I do not follow smashing magazine but i read a few articles from them from time to time. And, they seem to be a good reference for the popular usability design patterns for web applications. So i’m pretty much inyerested to get hands of their Smashing Book. But I cannot seem to find this book on amazon.

I’m from Philippines so it gets doubly difficult for me to get this when I cannot order it from amazon. =(

Edit: Looking at the comments on their site, I think I will wait until things get a little stable with their fulfillment process.

Human Behavioral Patterns to Be Considered When Designing Interfaces

I just finished reading ‘Designing Interfaces: Patterns for Effective Interaction Design‘ by Jenifer Tidwell. For the highlight of the book is the common human behavioral patterns which makers (programmer, designers) of application should take into consideration when designing their product. Following are the behavioral patterns outlined in J. Tidwell’s book:

* Safe-exploration – ‘Let me explore without getting lost or getting into trouble.”
* Instant gratification – ‘I want to accomplish something now, not later.’
* Satisficing (combination of satisfying & sufficing) - “This is good enough. I don’t want to spend more time learning to do it better.”
- people are willing to accept ‘good enough’ instead of best if learning all the alternative might cost time and effort
* Changes in midstream – ‘I changed my mind about what I was doing.’
- interruptions in the middle of the task
* Deferred choices - ‘I don’t want to answer that now, just let me finish.’
* Incremental construction - ‘Let me change this. That doesn’t look right; let me change it again. That’s better.’
- feedback is critical. constantly show the user what the whole things looks & behaves like what the user works.
* Habituation - ‘That gesture works everywhere; why does not it work here, too?’
- that’s why consistency across application is important
* Spatial memory - ‘I swear that button was here a minute ago. Where did it go?’
– when people arrange things themselves, they’re likely to remember where they put them.
* Prospective Memory - ‘I’m putting this here to remind myself to deal with it later.’
* Streamlined Repetition – ‘I have to repeat this how many times?’
* Keyboard Only - ‘Please don’t make me use the mouse.’
* Other people’s advice – ‘What did everyone else say about this?’

These are common behavioral patterns which actually just not happen when people are learning a new application. In any new gadget, people always work around the above behaviors when exploring a gadget.

The design patterns then presented by Tidwell are designed based on these common human behaviors when interacting with software applications. There are probably a lot of human patterns to be discovered. It will be interesting to know if there are changes on how people explore applications since people are now more exposed to the internet technology.

Workflow… workflow.. workflow design of application

I am halfway through the book, Designing Social Interfaces. I got bored with it. For one, the writers are both from Yahoo so most of their examples are Yahoo applications. And, it’s been ages I have not peered into yahoo website.
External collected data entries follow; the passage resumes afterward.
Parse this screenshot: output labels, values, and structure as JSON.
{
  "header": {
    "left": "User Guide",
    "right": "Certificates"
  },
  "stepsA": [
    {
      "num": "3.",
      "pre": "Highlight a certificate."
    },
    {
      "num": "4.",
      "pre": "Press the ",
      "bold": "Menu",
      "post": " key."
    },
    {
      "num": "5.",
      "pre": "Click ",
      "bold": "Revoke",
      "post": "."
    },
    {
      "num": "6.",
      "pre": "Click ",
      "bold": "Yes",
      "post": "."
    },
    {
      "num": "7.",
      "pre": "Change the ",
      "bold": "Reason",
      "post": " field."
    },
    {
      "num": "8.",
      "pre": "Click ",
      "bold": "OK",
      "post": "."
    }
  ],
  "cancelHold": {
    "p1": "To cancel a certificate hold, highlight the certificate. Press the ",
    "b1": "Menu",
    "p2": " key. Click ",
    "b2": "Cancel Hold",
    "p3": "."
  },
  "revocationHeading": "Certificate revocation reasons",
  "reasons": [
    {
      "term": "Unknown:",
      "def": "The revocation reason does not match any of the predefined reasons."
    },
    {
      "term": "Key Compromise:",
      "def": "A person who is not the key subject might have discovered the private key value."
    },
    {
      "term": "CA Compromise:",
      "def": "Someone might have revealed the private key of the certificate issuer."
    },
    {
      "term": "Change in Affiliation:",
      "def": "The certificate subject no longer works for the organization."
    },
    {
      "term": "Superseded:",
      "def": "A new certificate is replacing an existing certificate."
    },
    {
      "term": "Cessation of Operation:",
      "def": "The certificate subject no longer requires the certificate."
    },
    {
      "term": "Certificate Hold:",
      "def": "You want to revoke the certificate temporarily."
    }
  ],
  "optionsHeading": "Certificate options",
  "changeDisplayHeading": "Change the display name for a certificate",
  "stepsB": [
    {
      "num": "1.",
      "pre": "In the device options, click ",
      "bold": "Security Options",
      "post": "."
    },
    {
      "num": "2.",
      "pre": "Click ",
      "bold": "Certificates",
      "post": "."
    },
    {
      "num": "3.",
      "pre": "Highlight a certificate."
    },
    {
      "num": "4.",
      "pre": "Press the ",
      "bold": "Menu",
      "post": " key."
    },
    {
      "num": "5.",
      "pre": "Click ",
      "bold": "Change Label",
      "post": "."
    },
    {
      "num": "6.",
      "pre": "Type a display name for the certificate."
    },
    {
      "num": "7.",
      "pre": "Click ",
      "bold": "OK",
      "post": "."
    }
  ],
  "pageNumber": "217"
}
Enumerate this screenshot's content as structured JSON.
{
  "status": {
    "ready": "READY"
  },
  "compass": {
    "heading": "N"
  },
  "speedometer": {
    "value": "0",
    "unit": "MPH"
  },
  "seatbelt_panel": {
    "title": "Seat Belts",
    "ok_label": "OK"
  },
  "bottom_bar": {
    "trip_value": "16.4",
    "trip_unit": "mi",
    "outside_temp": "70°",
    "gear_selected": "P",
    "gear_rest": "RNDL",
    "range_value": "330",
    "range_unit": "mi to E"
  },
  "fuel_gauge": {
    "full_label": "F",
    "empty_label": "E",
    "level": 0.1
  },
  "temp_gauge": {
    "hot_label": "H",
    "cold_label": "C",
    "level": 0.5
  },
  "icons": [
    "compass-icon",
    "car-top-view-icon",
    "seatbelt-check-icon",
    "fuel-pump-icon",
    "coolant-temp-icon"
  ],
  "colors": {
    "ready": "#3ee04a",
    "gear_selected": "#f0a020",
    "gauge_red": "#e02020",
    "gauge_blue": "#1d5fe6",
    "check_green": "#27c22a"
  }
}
I no longer use yahoo messenger because I use Skype or fring. Though recently, I use flickr for tabongphotography.com. I think it is just me but I never find flickr that user-friendly. I felt there is too much clutter in it. But on the other thought, the book is about SOCIAL interfaces so I guess flickr is a great example.
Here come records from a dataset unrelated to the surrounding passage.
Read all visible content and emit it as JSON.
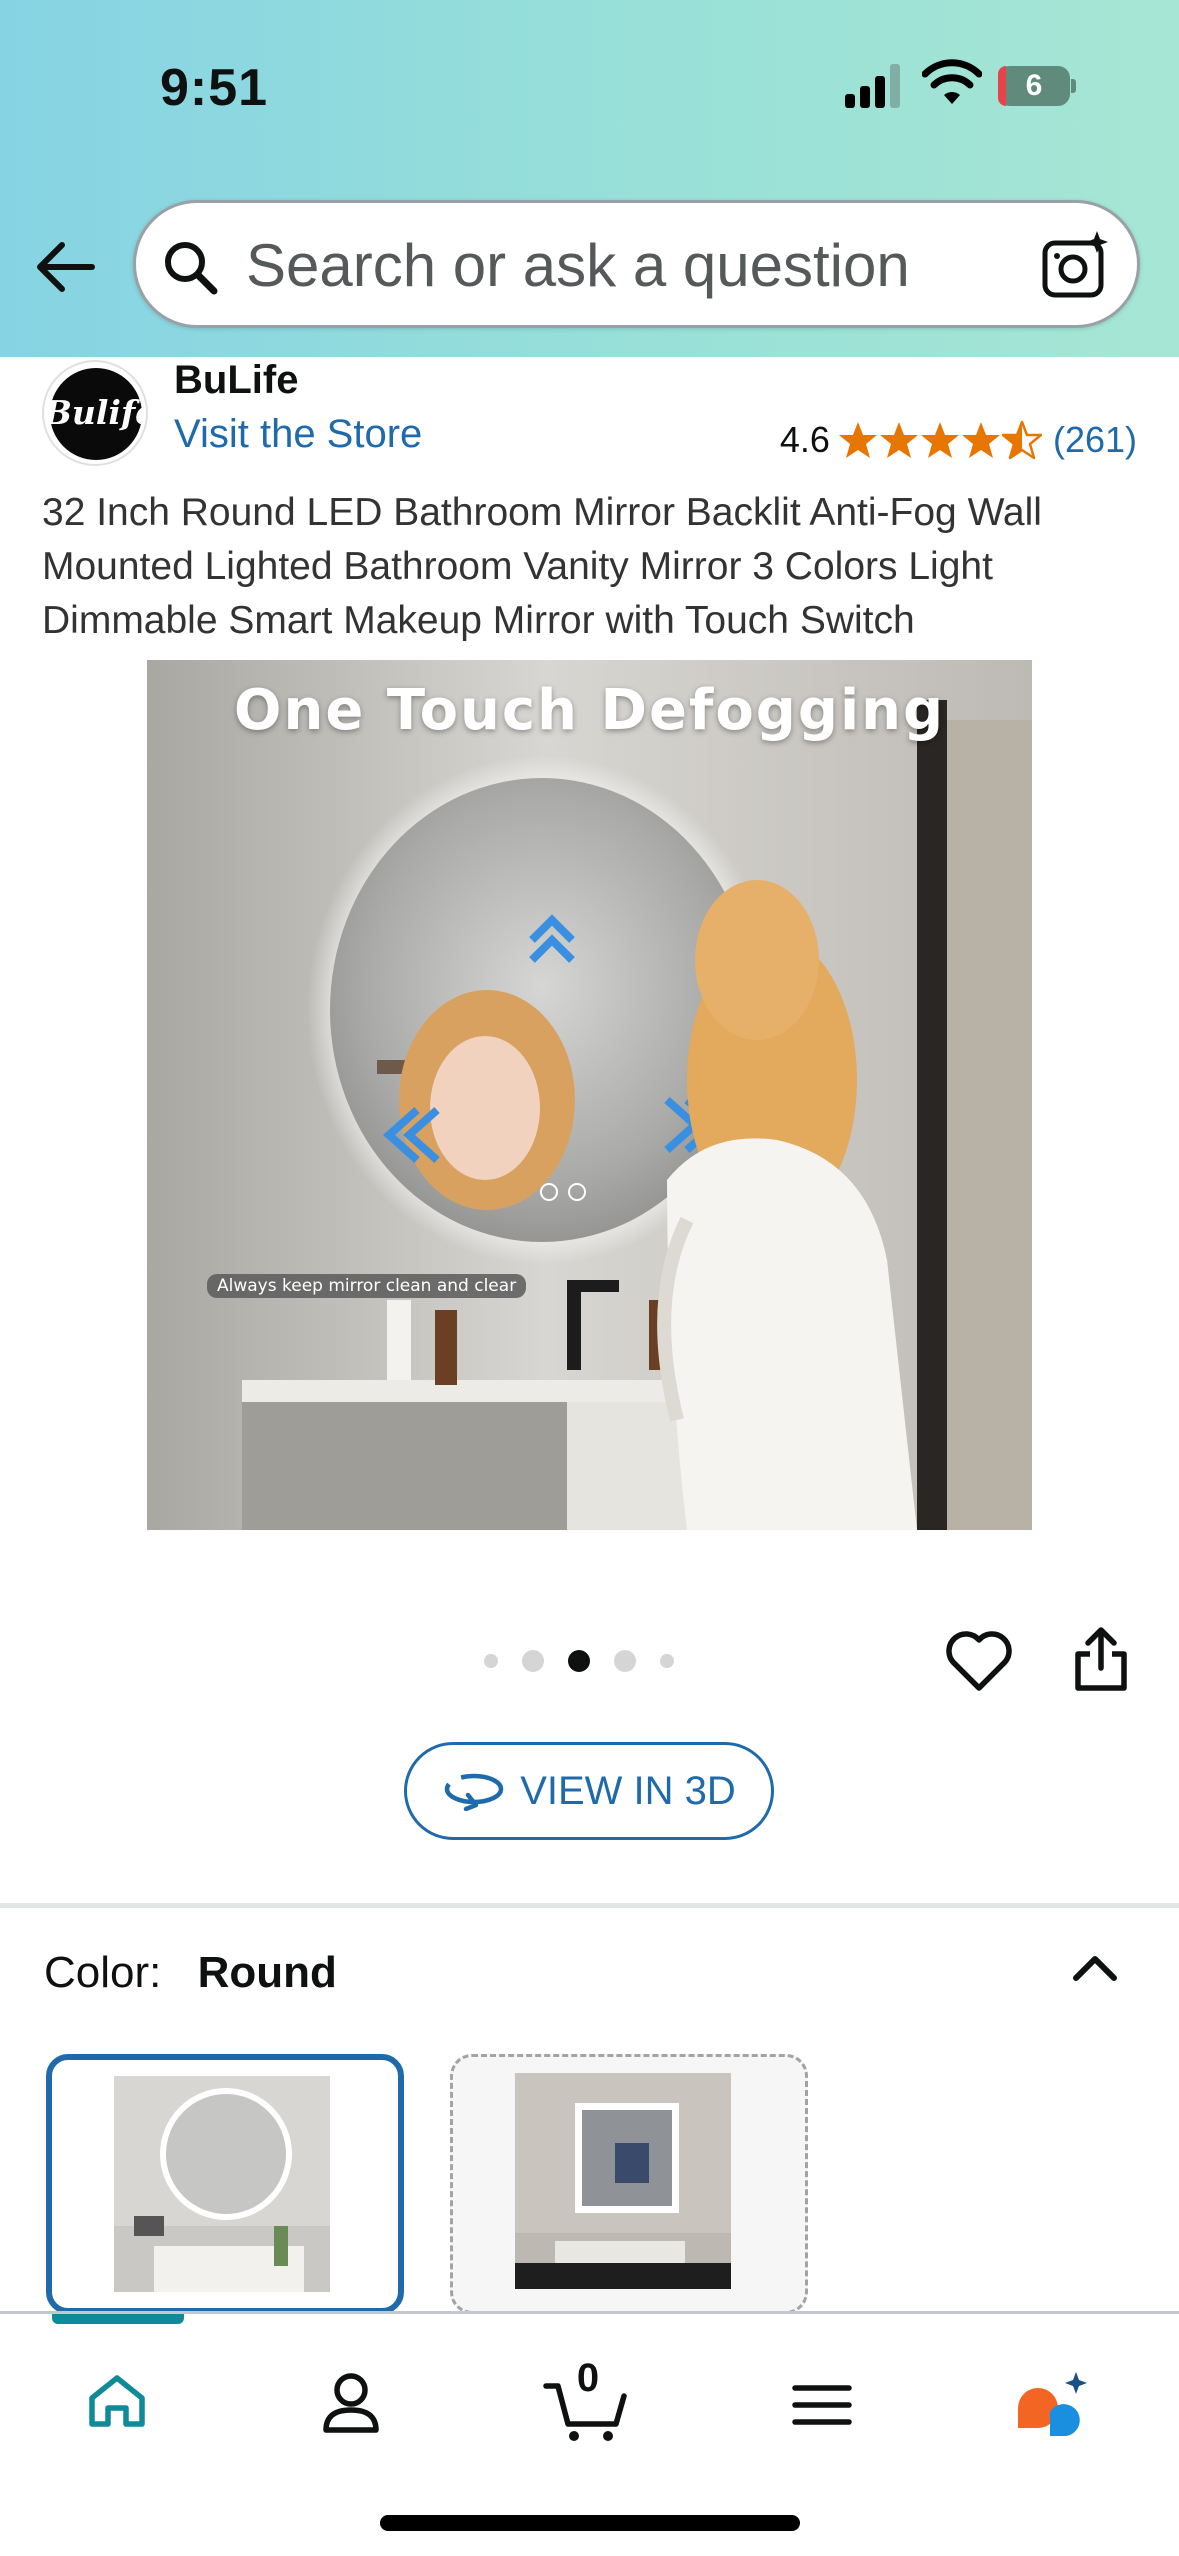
{
  "status_bar": {
    "time": "9:51",
    "battery": "6"
  },
  "search": {
    "placeholder": "Search or ask a question",
    "value": ""
  },
  "brand": {
    "logo_text": "Bulife",
    "name": "BuLife",
    "store_link": "Visit the Store"
  },
  "rating": {
    "value": "4.6",
    "stars": 4.5,
    "count": "(261)"
  },
  "product": {
    "title": "32 Inch Round LED Bathroom Mirror Backlit Anti-Fog Wall Mounted Lighted Bathroom Vanity Mirror 3 Colors Light Dimmable Smart Makeup Mirror with Touch Switch",
    "image_headline": "One Touch Defogging",
    "image_caption": "Always keep mirror clean and clear"
  },
  "carousel": {
    "total_dots": 5,
    "active_index": 2
  },
  "view3d": {
    "label": "VIEW IN 3D"
  },
  "color": {
    "label": "Color:",
    "value": "Round"
  },
  "cart": {
    "count": "0"
  },
  "colors": {
    "accent": "#1f6aaa",
    "teal": "#0e8a99",
    "star": "#e77600"
  }
}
The other reason why I’m already bored with the book because it still not able to answer my ultimate ‘wonder’ — which is how to create a smooth workflow for a web application. I started now to believe that design and workflow are different things.

On the other thought, I am just halfway through the book so designing workflow might be tackled in the later part of the book.

So, yes, I want someone who can talk about workflow design of software application like ABC.